In a given (sub)field, the highest-cited papers tend to be those which introduced or substantially improved on a key idea/result/concept; so they’re important in that sense. If you’re looking for the best introduction though that will often be a textbook, and there might be important caveats or limitations in a later and less-cited paper.
I’ve also had a problem where a few highly cited papers propose $approach, many papers apply or puport to extend it, and then eventually someone does a well-powered study checking whether $approach actually works. Either way that’s an important paper, but they tend to be under-cited either because either the results are “obvious” (and usually a small effect) or the field of $approach studies shrinks considerably.
It’s an extremely goodhartable metric but perhaps the best we have for papers; for authors I tend to ask “does this person have good taste in problems (important+tractable), and are their methods appropriate to the task?”.
At any given time, is there anything especially wrong about using citation count (weighted by the weightings of other paper’s citation count) as a rough proxy for “what are the most important papers, and/or best authors, weighted?”
My sense is the thing that’s bad about this is that it creates an easy goodhart metric. I can imagine worlds where it’s already so thoroughly goodharted that it doesn’t signal anything anymore. If that’s the case, can you get around that by grounding it out in some number of trusted authors, and purging obviously fraudulent authors from the system?
I’m asking from the lens of “I’d like to have some kind barometer for which scientific papers (or, also, LW posts) are the best. And this just… actually seems pretty good, at least if you were only using it as a one-time-check.”
It depends what you mean by “rough proxy”, and whether you’re applying it to scientific papers (where Goodhart has been out in force for decades, so a one-time check is off the table) or to LessWrong posts (where citation-count has never been something people cared about). Most things have zero citations, and this is indeed a negative quality signal. But after you get to stuff that’s cited at all, citation count is mainly determined by the type and SEO of a paper, rather than its quality. Eg this paper. Citations also don’t distinguish building upon something from criticizing it. That’s much worse in the Goodhart arena than the one-time arena, but still pretty bad in the one-shot case.
Nod. “positive vs disagreement citation” is an important angle I wasn’t thinking about.
Important for what? Best for what?
In a given (sub)field, the highest-cited papers tend to be those which introduced or substantially improved on a key idea/result/concept; so they’re important in that sense. If you’re looking for the best introduction though that will often be a textbook, and there might be important caveats or limitations in a later and less-cited paper.

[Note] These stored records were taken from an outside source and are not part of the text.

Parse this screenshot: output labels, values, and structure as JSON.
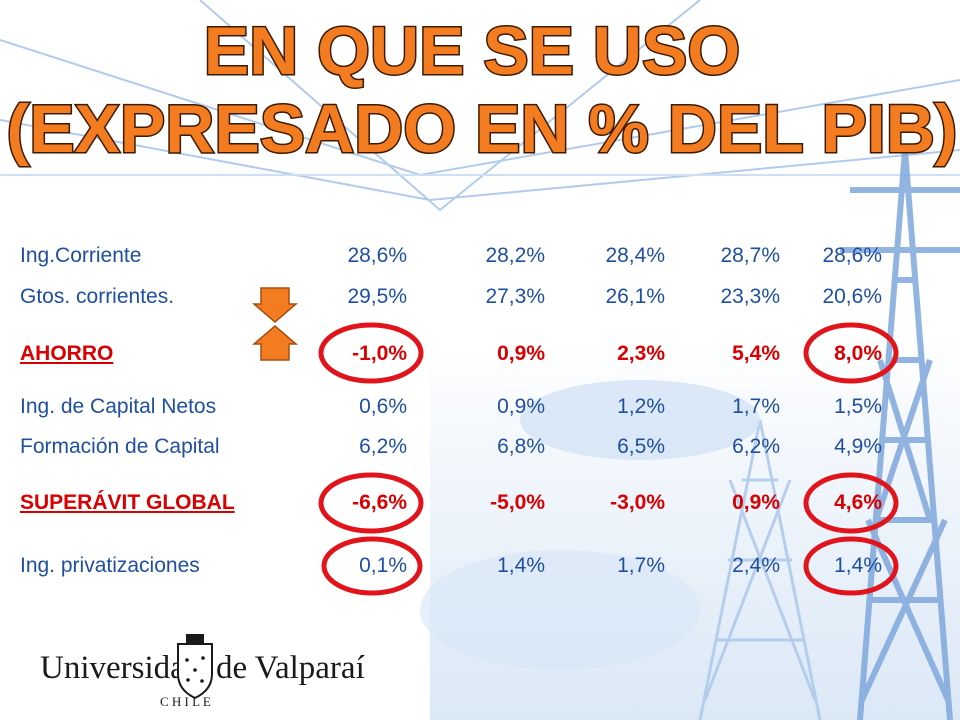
{
  "title": {
    "line1": "EN QUE SE USO",
    "line2": "(EXPRESADO EN % DEL PIB)"
  },
  "rows": [
    {
      "label": "Ing.Corriente",
      "values": [
        "28,6%",
        "28,2%",
        "28,4%",
        "28,7%",
        "28,6%"
      ],
      "highlight": false
    },
    {
      "label": "Gtos. corrientes.",
      "values": [
        "29,5%",
        "27,3%",
        "26,1%",
        "23,3%",
        "20,6%"
      ],
      "highlight": false
    },
    {
      "label": "AHORRO",
      "values": [
        "-1,0%",
        "0,9%",
        "2,3%",
        "5,4%",
        "8,0%"
      ],
      "highlight": true
    },
    {
      "label": "Ing. de Capital Netos",
      "values": [
        "0,6%",
        "0,9%",
        "1,2%",
        "1,7%",
        "1,5%"
      ],
      "highlight": false
    },
    {
      "label": "Formación de Capital",
      "values": [
        "6,2%",
        "6,8%",
        "6,5%",
        "6,2%",
        "4,9%"
      ],
      "highlight": false
    },
    {
      "label": "SUPERÁVIT GLOBAL",
      "values": [
        "-6,6%",
        "-5,0%",
        "-3,0%",
        "0,9%",
        "4,6%"
      ],
      "highlight": true
    },
    {
      "label": "Ing. privatizaciones",
      "values": [
        "0,1%",
        "1,4%",
        "1,7%",
        "2,4%",
        "1,4%"
      ],
      "highlight": false
    }
  ],
  "logo": {
    "name_left": "Universidad",
    "name_right": "de Valparaíso",
    "country": "C H I L E"
  },
  "colors": {
    "title_fill": "#f47c20",
    "text": "#1f4fa0",
    "highlight": "#d80000",
    "arrow": "#f47c20"
  },
  "icons": {
    "arrows": "down-up-arrows-icon",
    "seal": "university-seal-icon"
  }
}
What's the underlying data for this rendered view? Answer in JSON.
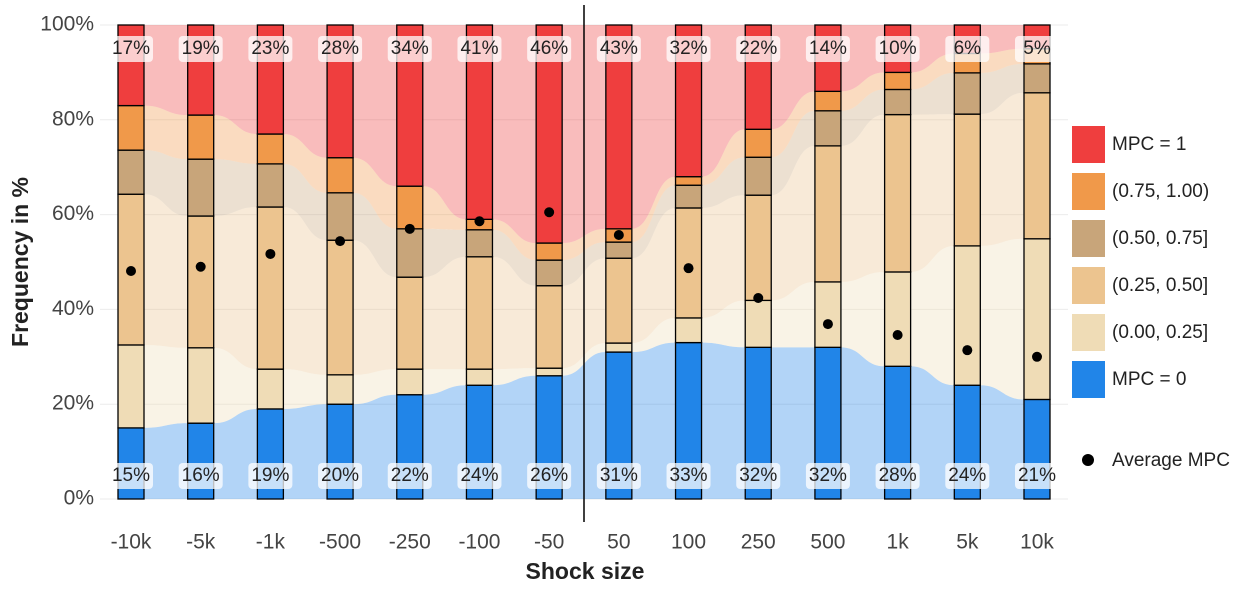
{
  "chart_data": {
    "type": "bar",
    "stacked": true,
    "x_label": "Shock size",
    "y_label": "Frequency in %",
    "categories": [
      "-10k",
      "-5k",
      "-1k",
      "-500",
      "-250",
      "-100",
      "-50",
      "50",
      "100",
      "250",
      "500",
      "1k",
      "5k",
      "10k"
    ],
    "ylim": [
      0,
      100
    ],
    "yticks": [
      {
        "value": 0,
        "label": "0%"
      },
      {
        "value": 20,
        "label": "20%"
      },
      {
        "value": 40,
        "label": "40%"
      },
      {
        "value": 60,
        "label": "60%"
      },
      {
        "value": 80,
        "label": "80%"
      },
      {
        "value": 100,
        "label": "100%"
      }
    ],
    "grid": true,
    "legend": "right",
    "series": [
      {
        "name": "MPC = 0",
        "color": "#2185e8",
        "values": [
          15,
          16,
          19,
          20,
          22,
          24,
          26,
          31,
          33,
          32,
          32,
          28,
          24,
          21
        ],
        "value_labels": [
          "15%",
          "16%",
          "19%",
          "20%",
          "22%",
          "24%",
          "26%",
          "31%",
          "33%",
          "32%",
          "32%",
          "28%",
          "24%",
          "21%"
        ]
      },
      {
        "name": "(0.00, 0.25]",
        "color": "#efdcb6",
        "values": [
          17.5,
          15.9,
          8.4,
          6.2,
          5.4,
          3.4,
          1.6,
          1.9,
          5.2,
          9.9,
          13.8,
          19.9,
          29.4,
          33.9
        ]
      },
      {
        "name": "(0.25, 0.50]",
        "color": "#ecc48f",
        "values": [
          31.8,
          27.8,
          34.2,
          28.4,
          19.4,
          23.7,
          17.4,
          17.9,
          23.2,
          22.2,
          28.7,
          33.2,
          27.8,
          30.8
        ]
      },
      {
        "name": "(0.50, 0.75]",
        "color": "#c8a57a",
        "values": [
          9.3,
          12,
          9.1,
          10,
          10.2,
          5.7,
          5.4,
          3.4,
          4.8,
          8,
          7.4,
          5.3,
          8.7,
          6.1
        ]
      },
      {
        "name": "(0.75, 1.00)",
        "color": "#f0994a",
        "values": [
          9.4,
          9.3,
          6.3,
          7.4,
          9,
          2.2,
          3.6,
          2.8,
          1.8,
          5.9,
          4.1,
          3.6,
          4.1,
          3.2
        ]
      },
      {
        "name": "MPC = 1",
        "color": "#ef3e3e",
        "values": [
          17,
          19,
          23,
          28,
          34,
          41,
          46,
          43,
          32,
          22,
          14,
          10,
          6,
          5
        ],
        "value_labels": [
          "17%",
          "19%",
          "23%",
          "28%",
          "34%",
          "41%",
          "46%",
          "43%",
          "32%",
          "22%",
          "14%",
          "10%",
          "6%",
          "5%"
        ]
      }
    ],
    "points": {
      "name": "Average MPC",
      "color": "#000000",
      "values": [
        48.1,
        49,
        51.7,
        54.4,
        57,
        58.6,
        60.5,
        55.7,
        48.7,
        42.4,
        36.9,
        34.6,
        31.4,
        30
      ]
    }
  }
}
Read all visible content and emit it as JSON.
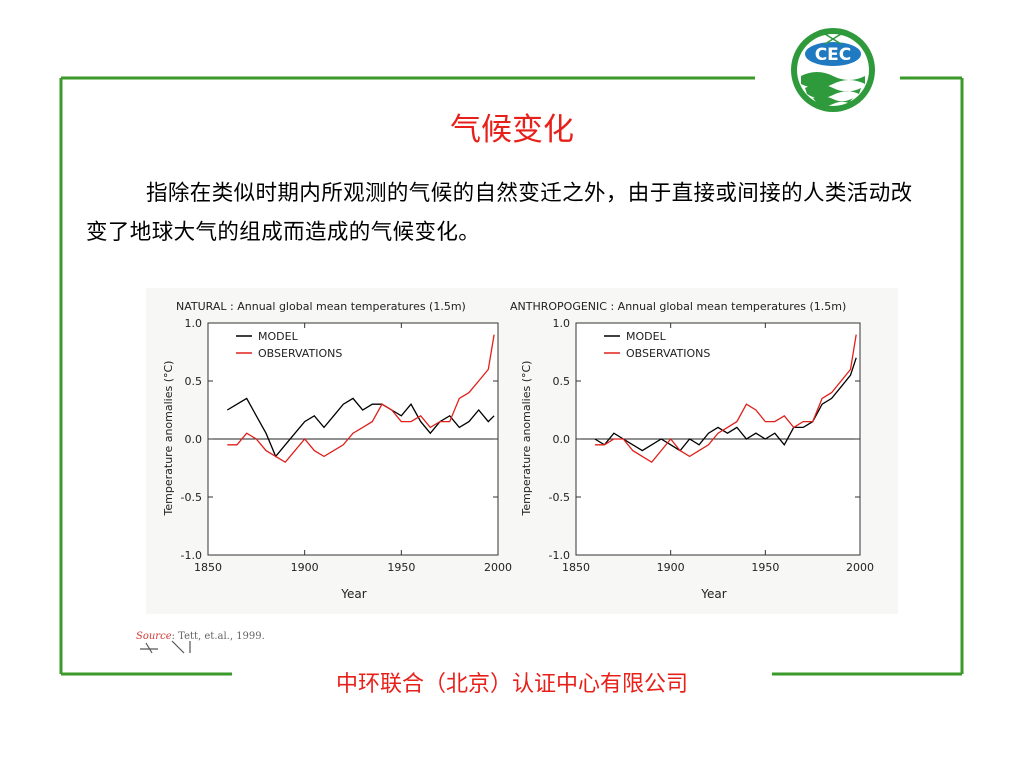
{
  "title": "气候变化",
  "paragraph": "指除在类似时期内所观测的气候的自然变迁之外，由于直接或间接的人类活动改变了地球大气的组成而造成的气候变化。",
  "source": {
    "word": "Source",
    "rest": ": Tett, et.al., 1999."
  },
  "footer": "中环联合（北京）认证中心有限公司",
  "logo": {
    "text": "CEC"
  },
  "colors": {
    "frame": "#3a9a2a",
    "accent": "#e8201a",
    "model": "#000000",
    "observations": "#e0201a"
  },
  "chart_data": [
    {
      "type": "line",
      "title": "NATURAL : Annual global mean temperatures (1.5m)",
      "xlabel": "Year",
      "ylabel": "Temperature anomalies (°C)",
      "xlim": [
        1850,
        2000
      ],
      "ylim": [
        -1.0,
        1.0
      ],
      "xticks": [
        1850,
        1900,
        1950,
        2000
      ],
      "yticks": [
        -1.0,
        -0.5,
        0.0,
        0.5,
        1.0
      ],
      "xtick_labels": [
        "1850",
        "1900",
        "1950",
        "2000"
      ],
      "ytick_labels": [
        "-1.0",
        "-0.5",
        "0.0",
        "0.5",
        "1.0"
      ],
      "legend": "top-left",
      "series": [
        {
          "name": "MODEL",
          "color": "#000000",
          "x": [
            1860,
            1865,
            1870,
            1875,
            1880,
            1885,
            1890,
            1895,
            1900,
            1905,
            1910,
            1915,
            1920,
            1925,
            1930,
            1935,
            1940,
            1945,
            1950,
            1955,
            1960,
            1965,
            1970,
            1975,
            1980,
            1985,
            1990,
            1995,
            1998
          ],
          "y": [
            0.25,
            0.3,
            0.35,
            0.2,
            0.05,
            -0.15,
            -0.05,
            0.05,
            0.15,
            0.2,
            0.1,
            0.2,
            0.3,
            0.35,
            0.25,
            0.3,
            0.3,
            0.25,
            0.2,
            0.3,
            0.15,
            0.05,
            0.15,
            0.2,
            0.1,
            0.15,
            0.25,
            0.15,
            0.2
          ]
        },
        {
          "name": "OBSERVATIONS",
          "color": "#e0201a",
          "x": [
            1860,
            1865,
            1870,
            1875,
            1880,
            1885,
            1890,
            1895,
            1900,
            1905,
            1910,
            1915,
            1920,
            1925,
            1930,
            1935,
            1940,
            1945,
            1950,
            1955,
            1960,
            1965,
            1970,
            1975,
            1980,
            1985,
            1990,
            1995,
            1998
          ],
          "y": [
            -0.05,
            -0.05,
            0.05,
            0.0,
            -0.1,
            -0.15,
            -0.2,
            -0.1,
            0.0,
            -0.1,
            -0.15,
            -0.1,
            -0.05,
            0.05,
            0.1,
            0.15,
            0.3,
            0.25,
            0.15,
            0.15,
            0.2,
            0.1,
            0.15,
            0.15,
            0.35,
            0.4,
            0.5,
            0.6,
            0.9
          ]
        }
      ]
    },
    {
      "type": "line",
      "title": "ANTHROPOGENIC : Annual global mean temperatures (1.5m)",
      "xlabel": "Year",
      "ylabel": "Temperature anomalies (°C)",
      "xlim": [
        1850,
        2000
      ],
      "ylim": [
        -1.0,
        1.0
      ],
      "xticks": [
        1850,
        1900,
        1950,
        2000
      ],
      "yticks": [
        -1.0,
        -0.5,
        0.0,
        0.5,
        1.0
      ],
      "xtick_labels": [
        "1850",
        "1900",
        "1950",
        "2000"
      ],
      "ytick_labels": [
        "-1.0",
        "-0.5",
        "0.0",
        "0.5",
        "1.0"
      ],
      "legend": "top-left",
      "series": [
        {
          "name": "MODEL",
          "color": "#000000",
          "x": [
            1860,
            1865,
            1870,
            1875,
            1880,
            1885,
            1890,
            1895,
            1900,
            1905,
            1910,
            1915,
            1920,
            1925,
            1930,
            1935,
            1940,
            1945,
            1950,
            1955,
            1960,
            1965,
            1970,
            1975,
            1980,
            1985,
            1990,
            1995,
            1998
          ],
          "y": [
            0.0,
            -0.05,
            0.05,
            0.0,
            -0.05,
            -0.1,
            -0.05,
            0.0,
            -0.05,
            -0.1,
            0.0,
            -0.05,
            0.05,
            0.1,
            0.05,
            0.1,
            0.0,
            0.05,
            0.0,
            0.05,
            -0.05,
            0.1,
            0.1,
            0.15,
            0.3,
            0.35,
            0.45,
            0.55,
            0.7
          ]
        },
        {
          "name": "OBSERVATIONS",
          "color": "#e0201a",
          "x": [
            1860,
            1865,
            1870,
            1875,
            1880,
            1885,
            1890,
            1895,
            1900,
            1905,
            1910,
            1915,
            1920,
            1925,
            1930,
            1935,
            1940,
            1945,
            1950,
            1955,
            1960,
            1965,
            1970,
            1975,
            1980,
            1985,
            1990,
            1995,
            1998
          ],
          "y": [
            -0.05,
            -0.05,
            0.0,
            0.0,
            -0.1,
            -0.15,
            -0.2,
            -0.1,
            0.0,
            -0.1,
            -0.15,
            -0.1,
            -0.05,
            0.05,
            0.1,
            0.15,
            0.3,
            0.25,
            0.15,
            0.15,
            0.2,
            0.1,
            0.15,
            0.15,
            0.35,
            0.4,
            0.5,
            0.6,
            0.9
          ]
        }
      ]
    }
  ]
}
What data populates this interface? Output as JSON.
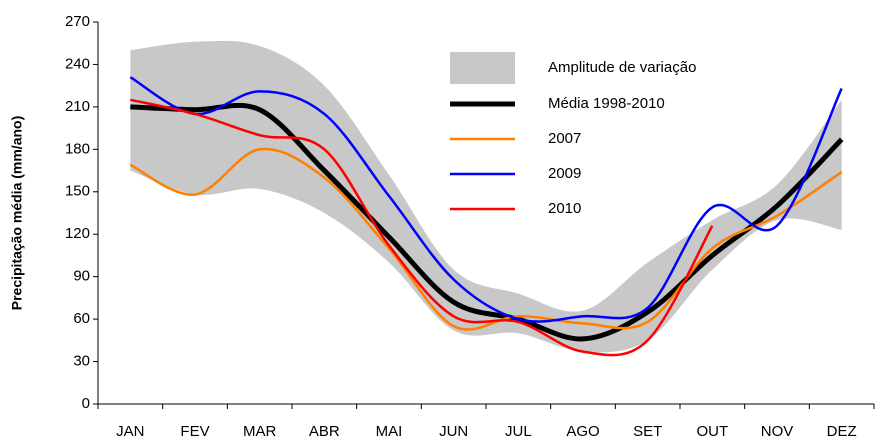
{
  "chart_data": {
    "type": "line",
    "y_label": "Precipitação média (mm/ano)",
    "categories": [
      "JAN",
      "FEV",
      "MAR",
      "ABR",
      "MAI",
      "JUN",
      "JUL",
      "AGO",
      "SET",
      "OUT",
      "NOV",
      "DEZ"
    ],
    "ylim": [
      0,
      270
    ],
    "yticks": [
      0,
      30,
      60,
      90,
      120,
      150,
      180,
      210,
      240,
      270
    ],
    "grid": false,
    "series": [
      {
        "name": "Amplitude de variação",
        "type": "area",
        "color": "#c8c8c8",
        "high": [
          250,
          256,
          253,
          225,
          162,
          95,
          78,
          66,
          100,
          130,
          155,
          215
        ],
        "low": [
          165,
          148,
          152,
          135,
          100,
          52,
          50,
          37,
          45,
          95,
          130,
          123
        ]
      },
      {
        "name": "Média 1998-2010",
        "color": "#000000",
        "width": 5,
        "values": [
          210,
          208,
          208,
          165,
          118,
          72,
          60,
          46,
          65,
          105,
          140,
          187
        ]
      },
      {
        "name": "2007",
        "color": "#ff7f00",
        "width": 2.5,
        "values": [
          169,
          148,
          180,
          160,
          110,
          55,
          62,
          57,
          58,
          110,
          133,
          164
        ]
      },
      {
        "name": "2009",
        "color": "#0000ff",
        "width": 2.5,
        "values": [
          231,
          205,
          221,
          205,
          147,
          88,
          60,
          62,
          68,
          139,
          126,
          223
        ]
      },
      {
        "name": "2010",
        "color": "#ff0000",
        "width": 2.5,
        "values": [
          215,
          205,
          190,
          180,
          112,
          62,
          58,
          37,
          45,
          126,
          null,
          null
        ]
      }
    ]
  }
}
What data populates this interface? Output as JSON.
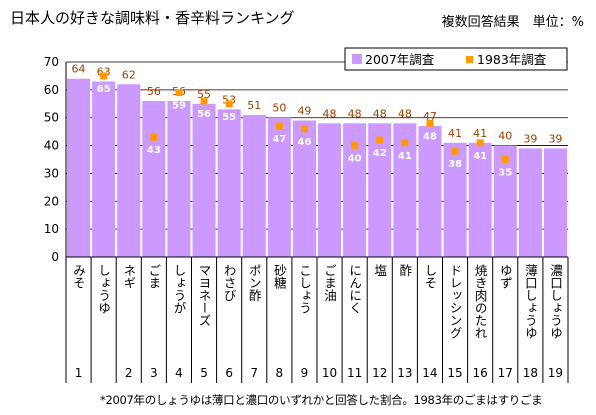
{
  "title": "日本人の好きな調味料・香辛料ランキング",
  "note": "複数回答結果　単位：%",
  "footnote": "*2007年のしょうゆは薄口と濃口のいずれかと回答した割合。1983年のごまはすりごま",
  "colors": {
    "bar": "#cc99ff",
    "marker": "#ff9900",
    "label2007": "#a04000",
    "label1983": "#ffffff"
  },
  "chart_data": {
    "type": "bar",
    "ylim": [
      0,
      70
    ],
    "yticks": [
      0,
      10,
      20,
      30,
      40,
      50,
      60,
      70
    ],
    "grid": true,
    "legend_placement": "top-right",
    "categories": [
      "みそ",
      "しょうゆ",
      "ネギ",
      "ごま",
      "しょうが",
      "マヨネーズ",
      "わさび",
      "ポン酢",
      "砂糖",
      "こしょう",
      "ごま油",
      "にんにく",
      "塩",
      "酢",
      "しそ",
      "ドレッシング",
      "焼き肉のたれ",
      "ゆず",
      "薄口しょうゆ",
      "濃口しょうゆ"
    ],
    "ranks": [
      "1",
      "",
      "2",
      "3",
      "4",
      "5",
      "6",
      "7",
      "8",
      "9",
      "10",
      "11",
      "12",
      "13",
      "14",
      "15",
      "16",
      "17",
      "18",
      "19"
    ],
    "series": [
      {
        "name": "2007年調査",
        "values": [
          64,
          63,
          62,
          56,
          56,
          55,
          53,
          51,
          50,
          49,
          48,
          48,
          48,
          48,
          47,
          41,
          41,
          40,
          39,
          39
        ]
      },
      {
        "name": "1983年調査",
        "values": [
          null,
          65,
          null,
          43,
          59,
          56,
          55,
          null,
          47,
          46,
          null,
          40,
          42,
          41,
          48,
          38,
          41,
          35,
          null,
          null
        ]
      }
    ]
  }
}
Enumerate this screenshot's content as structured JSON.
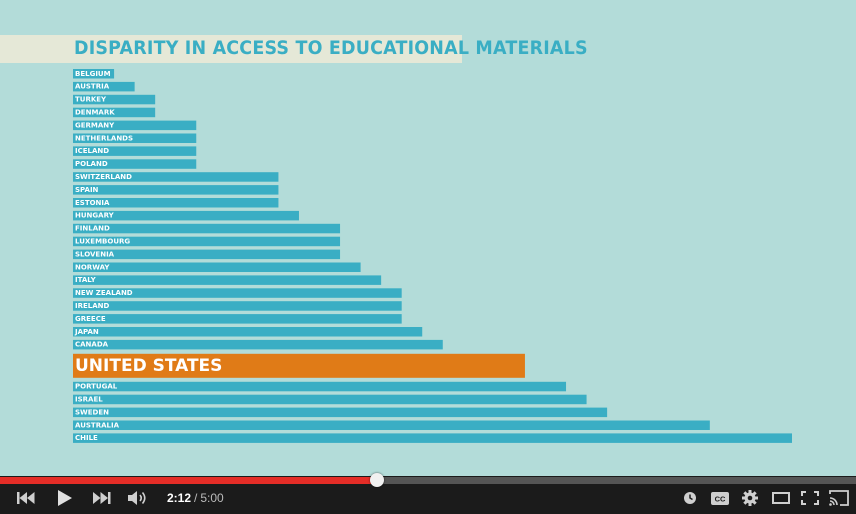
{
  "video": {
    "title": "DISPARITY IN ACCESS TO EDUCATIONAL MATERIALS",
    "colors": {
      "background": "#b3dcd9",
      "title_band": "#e5e8d7",
      "title_text": "#3aaec4",
      "bar": "#3aaec4",
      "highlight_bar": "#e07b17"
    }
  },
  "chart_data": {
    "type": "bar",
    "orientation": "horizontal",
    "title": "DISPARITY IN ACCESS TO EDUCATIONAL MATERIALS",
    "xlabel": "",
    "ylabel": "",
    "grid": false,
    "highlight": "UNITED STATES",
    "categories": [
      "BELGIUM",
      "AUSTRIA",
      "TURKEY",
      "DENMARK",
      "GERMANY",
      "NETHERLANDS",
      "ICELAND",
      "POLAND",
      "SWITZERLAND",
      "SPAIN",
      "ESTONIA",
      "HUNGARY",
      "FINLAND",
      "LUXEMBOURG",
      "SLOVENIA",
      "NORWAY",
      "ITALY",
      "NEW ZEALAND",
      "IRELAND",
      "GREECE",
      "JAPAN",
      "CANADA",
      "UNITED STATES",
      "PORTUGAL",
      "ISRAEL",
      "SWEDEN",
      "AUSTRALIA",
      "CHILE"
    ],
    "values": [
      2,
      3,
      4,
      4,
      6,
      6,
      6,
      6,
      10,
      10,
      10,
      11,
      13,
      13,
      13,
      14,
      15,
      16,
      16,
      16,
      17,
      18,
      22,
      24,
      25,
      26,
      31,
      35
    ],
    "xlim": [
      0,
      35
    ]
  },
  "player": {
    "progress_fraction": 0.44,
    "current_time": "2:12",
    "separator": "/",
    "duration": "5:00",
    "colors": {
      "played": "#e52d27",
      "track": "#555555",
      "bar_bg": "#1b1b1b"
    },
    "icons": {
      "previous": "skip-previous-icon",
      "play": "play-icon",
      "next": "skip-next-icon",
      "volume": "volume-icon",
      "watch_later": "clock-icon",
      "captions": "captions-icon",
      "settings": "gear-icon",
      "theater": "theater-mode-icon",
      "fullscreen": "fullscreen-icon",
      "cast": "cast-icon"
    }
  }
}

I’ve also had a problem where a few highly cited papers propose $approach, many papers apply or puport to extend it, and then eventually someone does a well-powered study checking whether $approach actually works. Either way that’s an important paper, but they tend to be under-cited either because either the results are “obvious” (and usually a small effect) or the field of $approach studies shrinks considerably.
It’s an extremely goodhartable metric but perhaps the best we have for papers; for authors I tend to ask “does this person have good taste in problems (important+tractable), and are their methods appropriate to the task?”.